Anna Prior, la Belle à la batterie.

<3_ La mignonne est batteuse d’un groupe terrible, Metronomy, et en plus, c’est une fille assez chouette. Chronique d’une groupie au masculin.

Anna Prior a la gueule d’une Anglaise, un regard épris et un cul prononcé – elle portait, certes, un short bouffant ce soir-là. Anna Prior a les formes et le charme ; elle est largement craquante, avec son style ASOS et son air vulnérable. Derrière sa batterie, Anna Prior est une nana sensible qui joue d’un instrument bourrin. Anna Prior est une fille dans un monde de mec – celui du rock. La nouvelle venue de Metronomy, avec le bassiste Gbenga Adekelen, apporte cette dose de classe féminine au milieu de trois gars mignons et endimanchés (dont un qui ressemble à Grace Jones) qui n’en avaient pas foncièrement besoin.

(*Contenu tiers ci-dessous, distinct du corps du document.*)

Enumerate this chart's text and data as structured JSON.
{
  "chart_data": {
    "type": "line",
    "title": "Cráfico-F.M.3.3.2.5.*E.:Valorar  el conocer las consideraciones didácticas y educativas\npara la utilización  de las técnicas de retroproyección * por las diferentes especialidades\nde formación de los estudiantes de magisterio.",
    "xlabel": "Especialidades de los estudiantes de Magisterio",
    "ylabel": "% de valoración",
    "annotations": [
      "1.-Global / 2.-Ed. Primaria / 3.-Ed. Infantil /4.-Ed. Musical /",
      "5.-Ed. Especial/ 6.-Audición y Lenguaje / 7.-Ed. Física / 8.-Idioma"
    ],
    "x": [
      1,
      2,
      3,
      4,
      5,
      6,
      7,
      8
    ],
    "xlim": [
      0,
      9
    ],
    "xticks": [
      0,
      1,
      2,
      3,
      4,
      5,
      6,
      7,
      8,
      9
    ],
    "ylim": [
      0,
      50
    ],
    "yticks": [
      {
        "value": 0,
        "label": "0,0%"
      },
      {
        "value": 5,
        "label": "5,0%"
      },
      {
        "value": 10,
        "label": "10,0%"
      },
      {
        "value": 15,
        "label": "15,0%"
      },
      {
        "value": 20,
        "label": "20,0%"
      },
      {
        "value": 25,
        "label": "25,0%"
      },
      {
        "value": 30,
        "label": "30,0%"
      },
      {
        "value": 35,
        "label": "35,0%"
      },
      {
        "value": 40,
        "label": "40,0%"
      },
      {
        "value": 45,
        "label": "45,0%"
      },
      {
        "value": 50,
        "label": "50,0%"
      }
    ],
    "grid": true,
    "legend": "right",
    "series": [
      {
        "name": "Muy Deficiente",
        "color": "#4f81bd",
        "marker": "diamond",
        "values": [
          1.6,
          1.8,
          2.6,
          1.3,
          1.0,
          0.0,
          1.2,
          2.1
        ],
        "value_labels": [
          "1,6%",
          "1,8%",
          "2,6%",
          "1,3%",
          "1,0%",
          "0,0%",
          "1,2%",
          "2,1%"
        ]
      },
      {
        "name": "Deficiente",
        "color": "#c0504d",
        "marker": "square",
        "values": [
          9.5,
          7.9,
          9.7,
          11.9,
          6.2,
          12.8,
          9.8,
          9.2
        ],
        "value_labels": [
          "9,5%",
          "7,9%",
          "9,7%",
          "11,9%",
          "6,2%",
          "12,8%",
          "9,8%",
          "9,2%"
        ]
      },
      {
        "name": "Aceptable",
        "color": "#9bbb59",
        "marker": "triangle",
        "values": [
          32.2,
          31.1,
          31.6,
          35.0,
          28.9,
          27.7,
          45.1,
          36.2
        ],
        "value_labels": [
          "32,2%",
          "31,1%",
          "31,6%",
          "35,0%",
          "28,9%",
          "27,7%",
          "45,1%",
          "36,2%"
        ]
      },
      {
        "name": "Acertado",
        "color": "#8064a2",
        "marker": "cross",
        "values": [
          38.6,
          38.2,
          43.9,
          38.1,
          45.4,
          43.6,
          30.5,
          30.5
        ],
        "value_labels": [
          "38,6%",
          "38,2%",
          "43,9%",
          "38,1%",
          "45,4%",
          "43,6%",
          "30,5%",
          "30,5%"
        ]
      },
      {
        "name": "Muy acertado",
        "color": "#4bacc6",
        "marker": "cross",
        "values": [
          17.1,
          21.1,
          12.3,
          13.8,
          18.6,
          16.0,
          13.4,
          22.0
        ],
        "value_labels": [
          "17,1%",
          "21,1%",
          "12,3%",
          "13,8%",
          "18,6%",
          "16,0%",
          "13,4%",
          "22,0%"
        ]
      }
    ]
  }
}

Noyé dans la foule, je l’observe, transi, elle, un peu timide sur scène, se démener derrière ses fûts. « Il y a deux ans, on aurait presque traîné des pieds pour aller voir Metronomy sur scène, affirme trop sûr de lui le journal Le Monde. Aujourd’hui la venue du quatuor électro-pop britannique nous donne des fourmis dans les jambes. » L’explication tient à la présence de la Belle sur la scène où le feu des projecteurs embrase sa crinière couleur flamme. Anna Prior aurait pu être une Plastiscine comme les autres ; elle a eu le bon goût de décider d’embellir Metronomy.

Éloge.

Fini les nerds, planqués derrière leurs claviers et leurs boutons (d’acné). Dans une interview quelconque, Joseph Mount, tête de proue de la formation, disait vouloir faire de la musique avec des instruments, sans le bidouillage geek, et tâcher de découvrir l’alchimie caractéristique d’un groupe qui joue ensemble. D’où le recrutement opéré pour remplacer les boîtes à rythme par une batterie, une vraie. Mon voisin de concert, médisant, remarque son jeu « statique ». « De toute façon, les nanas, ça n’a pas de groove », insiste-t-il.

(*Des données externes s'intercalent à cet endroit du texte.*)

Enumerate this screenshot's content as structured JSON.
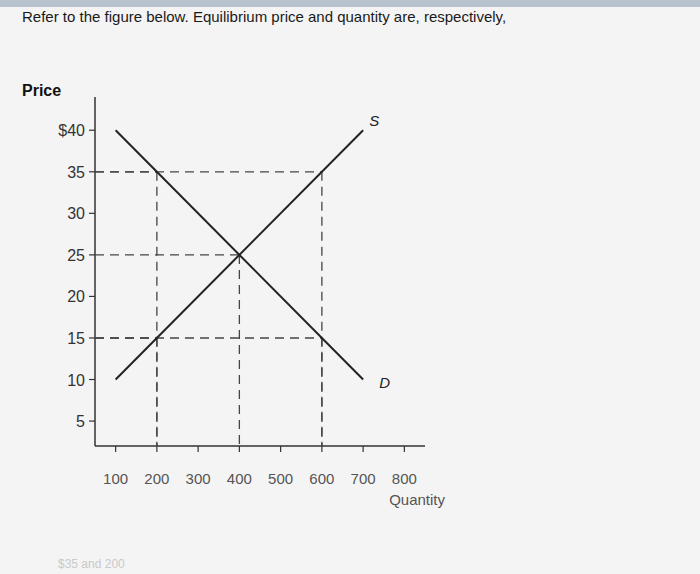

Moi, je suis aveuglé. J’admire ce que j’appellerais, sur la défensive, de la « régularité ». Anna Prior réussit par sa simple présence à me faire oublier l’aversion que j’éprouve quand elle chante Everything Goes My Way, sorte de ritournelle pop estivale agaçante. Je me sens mielleux. Et très con. Je la regarde qui rigole timidement, et j’esquisse un sourire, bêtement. Le temps d’un concert, Anna Prior me réconcilie avec Metronomy dont l’English Riviera sonnait comme une déception amoureuse dans la relation qui unit le public à son groupe fétiche.